India’s current account deficit moderated to 0.7% of the GDP in FY24, compared with 2% in the previous years, on account of higher services trade and greater net portfolio inflows before India’s inclusion in the global bond index, data released by the Reserve Bank of India showed on Monday.

The current account deficit for FY24 declined to $23.2 billion from $67 billion in the previous fiscal, as the current account turned positive in the last quarter of the year to 0.6% of the GDP or $5.7 billion.

In the year-ago period, the current account deficit stood at 0.2% of the GDP.

Economists contend there is likely to be some slippage in CAD in FY25 to above 1% levels, but it is likely to stay manageable.

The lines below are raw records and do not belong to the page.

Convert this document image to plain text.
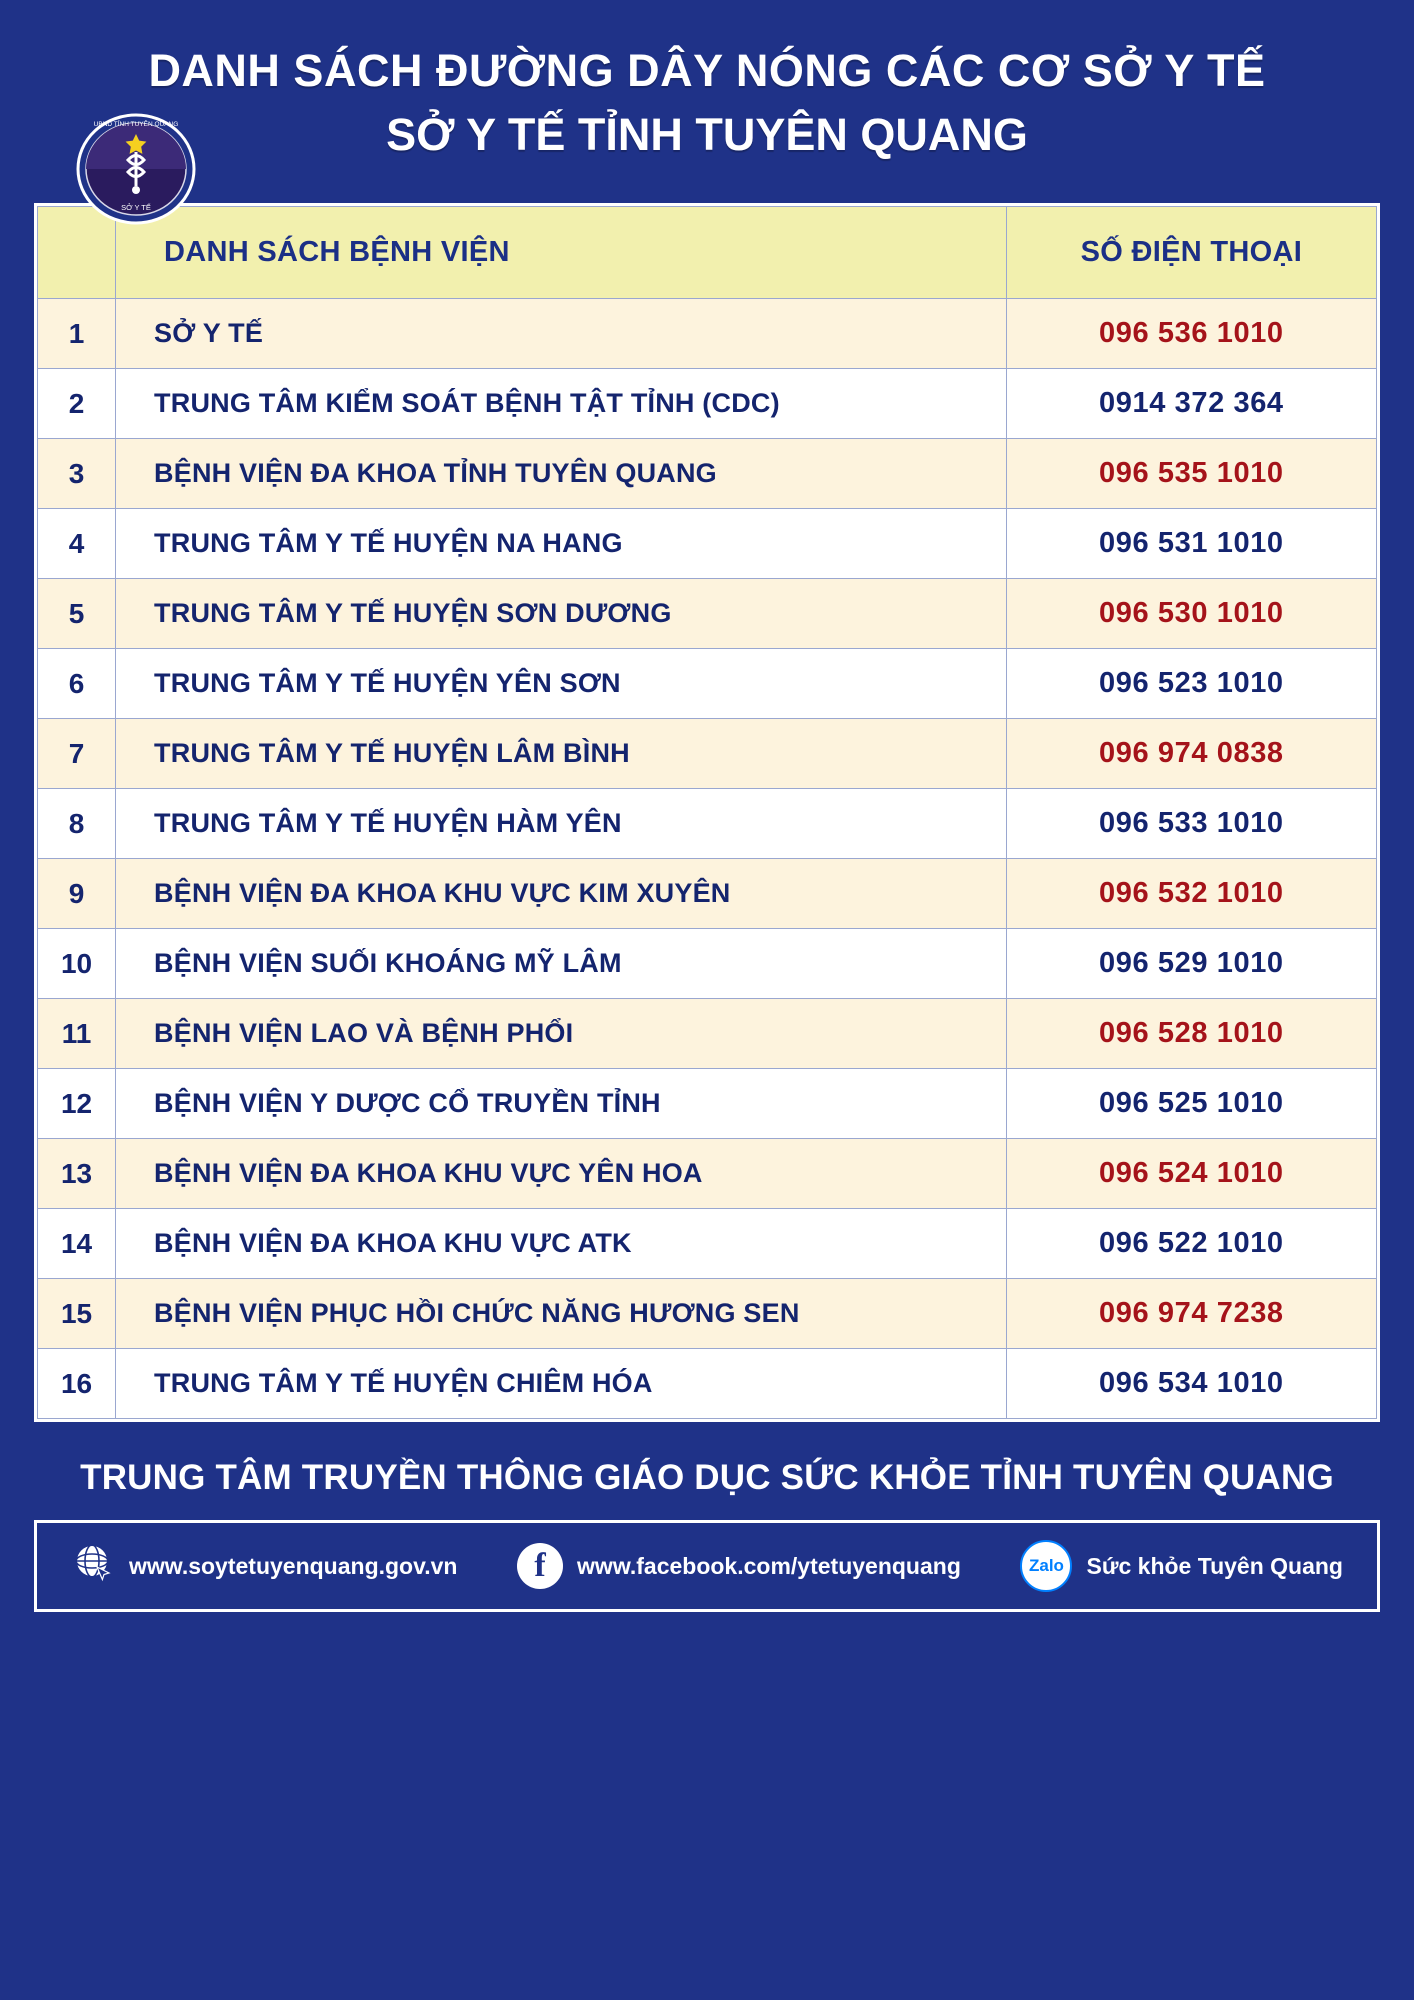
UBND TỈNH TUYÊN QUANG
SỞ Y TẾ
DANH SÁCH ĐƯỜNG DÂY NÓNG CÁC CƠ SỞ Y TẾ
SỞ Y TẾ TỈNH TUYÊN QUANG
	DANH SÁCH BỆNH VIỆN	SỐ ĐIỆN THOẠI
1	SỞ Y TẾ	096 536 1010
2	TRUNG TÂM KIỂM SOÁT BỆNH TẬT TỈNH (CDC)	0914 372 364
3	BỆNH VIỆN ĐA KHOA TỈNH TUYÊN QUANG	096 535 1010
4	TRUNG TÂM Y TẾ HUYỆN NA HANG	096 531 1010
5	TRUNG TÂM Y TẾ HUYỆN SƠN DƯƠNG	096 530 1010
6	TRUNG TÂM Y TẾ HUYỆN YÊN SƠN	096 523 1010
7	TRUNG TÂM Y TẾ HUYỆN LÂM BÌNH	096 974 0838
8	TRUNG TÂM Y TẾ HUYỆN HÀM YÊN	096 533 1010
9	BỆNH VIỆN ĐA KHOA KHU VỰC KIM XUYÊN	096 532 1010
10	BỆNH VIỆN SUỐI KHOÁNG MỸ LÂM	096 529 1010
11	BỆNH VIỆN LAO VÀ BỆNH PHỔI	096 528 1010
12	BỆNH VIỆN Y DƯỢC CỔ TRUYỀN TỈNH	096 525 1010
13	BỆNH VIỆN ĐA KHOA KHU VỰC YÊN HOA	096 524 1010
14	BỆNH VIỆN ĐA KHOA KHU VỰC ATK	096 522 1010
15	BỆNH VIỆN PHỤC HỒI CHỨC NĂNG HƯƠNG SEN	096 974 7238
16	TRUNG TÂM Y TẾ HUYỆN CHIÊM HÓA	096 534 1010
TRUNG TÂM TRUYỀN THÔNG GIÁO DỤC SỨC KHỎE TỈNH TUYÊN QUANG
www.soytetuyenquang.gov.vn	f	www.facebook.com/ytetuyenquang	Zalo Sức khỏe Tuyên Quang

“For FY25, going by the early trends, the CAD should be manageable at 1-1.5% of GDP, and the steady capital inflows should ensure that the balance of payments which reflect the fundamentals remain comfortable,” said Madan Sabnavis, chief economist, Bank of Baroda.

This is expected to keep rupee steady between 83-84 against the dollar, Sabnavis further added.

India is likely to witness an infusion of $20-25 billion of capital owing to its inclusion in the global bond index. The country will be included in the GBI-EM Index suit on June 28.

Rising services exports

While the merchandise trade deficit narrowed compared with the previous year, net services trade was up nearly $20 billion during this period.

“Services exports grew by 4.1 per cent on a y-o-y basis in Q4:2023-24 on the back of rising exports of software, travel and business services. Net services receipt at US$ 42.7 billion was higher than its level a year ago (US$ 39.1 billion), which contributed to the surplus in the current account balance during Q4:2023-24,” RBI noted.

Remittances were up 11.9% in the last quarter from $28.6 billion in Q4FY23, whereas portfolio inflows turned positive to $11.4 billion in the last quarter of FY24 compared with an outgo of $1.7 billion a year before.

For FY24, portfolio investment recorded a net inflow of $44.1 billion as against $5.2 billion outflow in the previous year.

“In the run-up to the inclusion of Indian bonds in the JP Morgan bond index, there were long positions taken by investors in the market, thus pushing up debt inflows,” Sabnavis noted.

“Net FDI inflow was $9.8 billion during 2023-24 compared to $28.0 billion in 2022-23. This slowdown can be attributed to lower flow of funds from developed countries to emerging markets,” he further added.

A recent report by UNCTAD shows that India slipped to 15 in the Global FDI ranking in 2023.